- Born: 1845 Philadelphia, Pennsylvania, US
- Died: November 11, 1907 (aged 61–62)
- Other names: Harriet Cassell Loudin
- Occupations: Educator, Suffragist
- Spouse: Frederick J. Loudin ​ ​(m. 1870; died in 1904)​

= Harriet C. Johnson =

African-American suffragist and educator

Harriet C. Johnson (1845-1907) was an African-American suffragist and educator.

==Life==
Johnson was born in December 1845 in Philadelphia, Pennsylvania. She attended the Institute for Colored Youth in Philadelphia, graduating in 1864.

Johnson began her career as an educator working as the principal at the Philadelphia Association of Friends for the Instruction of Poor Children's infant department. In 1868 she went on to become the principal of the preparatory and ladies' departments of Avery College in Pittsburgh. At that time Henry Highland Garnet served as president of the university. Garnet was a black nationalist and it is possible that his philosophies influenced Johnson's activism in women suffrage.

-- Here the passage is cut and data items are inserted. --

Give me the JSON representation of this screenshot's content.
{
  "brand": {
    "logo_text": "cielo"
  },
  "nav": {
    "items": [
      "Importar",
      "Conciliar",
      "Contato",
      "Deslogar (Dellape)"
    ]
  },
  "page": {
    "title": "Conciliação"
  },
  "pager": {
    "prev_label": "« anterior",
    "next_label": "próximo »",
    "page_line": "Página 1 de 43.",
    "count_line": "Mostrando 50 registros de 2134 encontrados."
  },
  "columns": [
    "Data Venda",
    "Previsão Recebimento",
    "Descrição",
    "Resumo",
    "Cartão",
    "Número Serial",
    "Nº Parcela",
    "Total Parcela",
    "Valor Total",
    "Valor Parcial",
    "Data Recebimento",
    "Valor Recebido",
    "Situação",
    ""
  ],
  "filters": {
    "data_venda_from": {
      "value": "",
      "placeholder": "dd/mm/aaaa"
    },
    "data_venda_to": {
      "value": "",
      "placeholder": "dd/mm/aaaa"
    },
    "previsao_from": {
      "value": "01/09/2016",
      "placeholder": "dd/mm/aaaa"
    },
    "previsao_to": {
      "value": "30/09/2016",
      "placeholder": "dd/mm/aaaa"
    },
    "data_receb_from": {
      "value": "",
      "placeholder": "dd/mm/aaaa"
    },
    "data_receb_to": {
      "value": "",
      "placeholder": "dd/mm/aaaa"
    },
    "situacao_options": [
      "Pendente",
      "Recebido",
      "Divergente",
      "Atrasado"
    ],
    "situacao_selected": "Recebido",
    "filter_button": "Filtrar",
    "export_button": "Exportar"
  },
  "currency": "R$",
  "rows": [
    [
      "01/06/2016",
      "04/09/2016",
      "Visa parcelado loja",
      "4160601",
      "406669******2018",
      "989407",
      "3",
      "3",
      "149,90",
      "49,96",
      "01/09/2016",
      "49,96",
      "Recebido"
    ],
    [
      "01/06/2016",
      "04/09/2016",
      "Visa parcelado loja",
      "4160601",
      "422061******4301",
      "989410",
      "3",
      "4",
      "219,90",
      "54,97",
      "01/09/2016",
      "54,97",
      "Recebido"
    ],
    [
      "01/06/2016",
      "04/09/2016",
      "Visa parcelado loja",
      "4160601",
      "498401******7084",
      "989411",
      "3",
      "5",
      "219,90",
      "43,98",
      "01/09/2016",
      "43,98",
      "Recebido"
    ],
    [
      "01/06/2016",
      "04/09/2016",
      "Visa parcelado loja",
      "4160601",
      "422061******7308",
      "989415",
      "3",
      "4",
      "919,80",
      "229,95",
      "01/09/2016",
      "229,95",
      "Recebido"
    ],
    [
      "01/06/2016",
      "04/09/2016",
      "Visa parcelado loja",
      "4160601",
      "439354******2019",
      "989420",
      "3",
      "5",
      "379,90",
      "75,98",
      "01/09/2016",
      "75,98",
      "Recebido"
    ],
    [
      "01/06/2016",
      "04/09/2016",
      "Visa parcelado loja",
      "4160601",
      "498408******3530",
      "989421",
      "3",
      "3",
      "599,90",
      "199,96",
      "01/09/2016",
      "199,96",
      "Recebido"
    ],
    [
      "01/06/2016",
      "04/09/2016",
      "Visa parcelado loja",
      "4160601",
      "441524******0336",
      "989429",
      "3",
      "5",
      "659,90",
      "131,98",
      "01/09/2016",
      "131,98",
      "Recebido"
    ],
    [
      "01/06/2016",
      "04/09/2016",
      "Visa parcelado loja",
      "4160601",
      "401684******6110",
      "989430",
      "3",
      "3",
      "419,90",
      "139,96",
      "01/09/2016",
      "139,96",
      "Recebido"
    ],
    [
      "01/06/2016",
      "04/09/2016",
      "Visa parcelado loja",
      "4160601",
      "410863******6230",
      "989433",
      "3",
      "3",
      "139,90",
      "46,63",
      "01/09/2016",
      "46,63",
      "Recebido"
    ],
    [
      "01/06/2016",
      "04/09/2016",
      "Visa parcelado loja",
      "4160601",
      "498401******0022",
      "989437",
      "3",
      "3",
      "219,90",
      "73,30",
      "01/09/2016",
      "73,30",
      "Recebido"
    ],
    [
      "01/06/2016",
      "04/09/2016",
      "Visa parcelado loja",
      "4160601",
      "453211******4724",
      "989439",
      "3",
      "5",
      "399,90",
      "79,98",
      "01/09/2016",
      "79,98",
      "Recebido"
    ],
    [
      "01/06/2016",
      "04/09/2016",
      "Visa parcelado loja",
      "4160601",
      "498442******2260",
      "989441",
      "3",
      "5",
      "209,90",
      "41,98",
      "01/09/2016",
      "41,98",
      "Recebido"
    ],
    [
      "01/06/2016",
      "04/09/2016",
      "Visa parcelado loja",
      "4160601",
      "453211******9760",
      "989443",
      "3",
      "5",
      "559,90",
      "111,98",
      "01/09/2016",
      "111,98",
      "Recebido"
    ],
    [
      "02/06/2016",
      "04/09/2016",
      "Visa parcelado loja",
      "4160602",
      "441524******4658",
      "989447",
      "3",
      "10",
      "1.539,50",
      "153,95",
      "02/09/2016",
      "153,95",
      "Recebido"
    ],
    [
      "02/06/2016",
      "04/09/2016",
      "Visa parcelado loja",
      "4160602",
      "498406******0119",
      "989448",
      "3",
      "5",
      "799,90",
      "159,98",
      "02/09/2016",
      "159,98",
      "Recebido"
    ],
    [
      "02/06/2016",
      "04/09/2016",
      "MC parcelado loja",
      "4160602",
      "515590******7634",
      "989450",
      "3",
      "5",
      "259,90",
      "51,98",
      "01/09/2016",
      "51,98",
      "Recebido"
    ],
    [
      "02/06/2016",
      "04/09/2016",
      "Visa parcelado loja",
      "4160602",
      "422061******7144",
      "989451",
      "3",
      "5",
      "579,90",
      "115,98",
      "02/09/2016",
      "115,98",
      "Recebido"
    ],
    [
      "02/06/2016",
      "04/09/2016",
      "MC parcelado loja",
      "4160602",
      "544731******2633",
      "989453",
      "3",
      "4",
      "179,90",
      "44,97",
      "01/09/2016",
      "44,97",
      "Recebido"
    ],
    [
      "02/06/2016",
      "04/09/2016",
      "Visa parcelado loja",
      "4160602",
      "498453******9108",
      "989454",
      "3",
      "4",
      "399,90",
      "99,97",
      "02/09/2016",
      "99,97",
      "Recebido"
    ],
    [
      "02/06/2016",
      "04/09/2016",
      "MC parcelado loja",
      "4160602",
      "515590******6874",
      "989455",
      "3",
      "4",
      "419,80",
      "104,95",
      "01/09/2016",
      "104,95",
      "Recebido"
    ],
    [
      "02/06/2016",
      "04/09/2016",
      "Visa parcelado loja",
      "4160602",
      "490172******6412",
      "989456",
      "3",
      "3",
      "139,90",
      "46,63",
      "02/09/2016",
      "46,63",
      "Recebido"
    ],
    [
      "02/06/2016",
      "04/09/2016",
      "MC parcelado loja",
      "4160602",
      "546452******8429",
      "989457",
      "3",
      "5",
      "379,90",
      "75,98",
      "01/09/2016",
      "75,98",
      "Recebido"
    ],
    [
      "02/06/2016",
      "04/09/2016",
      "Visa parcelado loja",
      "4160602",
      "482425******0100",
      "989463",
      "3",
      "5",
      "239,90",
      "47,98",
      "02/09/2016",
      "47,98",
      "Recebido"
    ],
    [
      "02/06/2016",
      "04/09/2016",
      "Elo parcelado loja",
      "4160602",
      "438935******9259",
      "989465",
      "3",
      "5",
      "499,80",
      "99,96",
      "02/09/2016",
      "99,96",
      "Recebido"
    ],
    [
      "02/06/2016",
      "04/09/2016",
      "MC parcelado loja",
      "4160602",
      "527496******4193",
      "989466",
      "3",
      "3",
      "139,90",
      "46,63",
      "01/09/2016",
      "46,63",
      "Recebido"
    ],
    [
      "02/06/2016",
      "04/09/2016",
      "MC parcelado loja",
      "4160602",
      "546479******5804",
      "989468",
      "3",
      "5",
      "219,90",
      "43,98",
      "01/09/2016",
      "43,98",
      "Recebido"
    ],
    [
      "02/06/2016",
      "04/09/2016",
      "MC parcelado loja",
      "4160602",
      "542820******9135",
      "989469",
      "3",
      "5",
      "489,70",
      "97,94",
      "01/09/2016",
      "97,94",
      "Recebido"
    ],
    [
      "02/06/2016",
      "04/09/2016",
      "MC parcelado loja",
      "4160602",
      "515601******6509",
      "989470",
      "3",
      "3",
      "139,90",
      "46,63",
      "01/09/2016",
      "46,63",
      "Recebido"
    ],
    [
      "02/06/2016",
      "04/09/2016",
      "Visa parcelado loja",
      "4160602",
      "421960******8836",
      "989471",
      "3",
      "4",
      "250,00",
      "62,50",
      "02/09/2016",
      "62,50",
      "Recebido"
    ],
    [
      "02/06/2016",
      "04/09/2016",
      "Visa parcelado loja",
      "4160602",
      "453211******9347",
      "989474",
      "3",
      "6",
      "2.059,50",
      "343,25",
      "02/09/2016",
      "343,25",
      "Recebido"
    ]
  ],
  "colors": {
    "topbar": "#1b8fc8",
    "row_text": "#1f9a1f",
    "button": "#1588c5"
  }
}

Around 1870 Johnson attended the National Convention of the Colored Men of America (NCCMA) in Washington, D.C. where she was the only female delegate. Her presence there caused a debate, with some members arguing that the organization was for men only and others arguing that excluding Johnson because she was a woman was similar to African American men being excluded from government solely on the basis of race. The side advocating her inclusion prevailed and Johnson maintained her seat as the delegate from Allegheny City.

In 1870 Johnson married Frederick J. Loudin, a member of the Fisk Jubilee Singers and leader of the Loudin Jubilee Singers.

Johnson died on November 18, 1907, in Portage County, Ohio.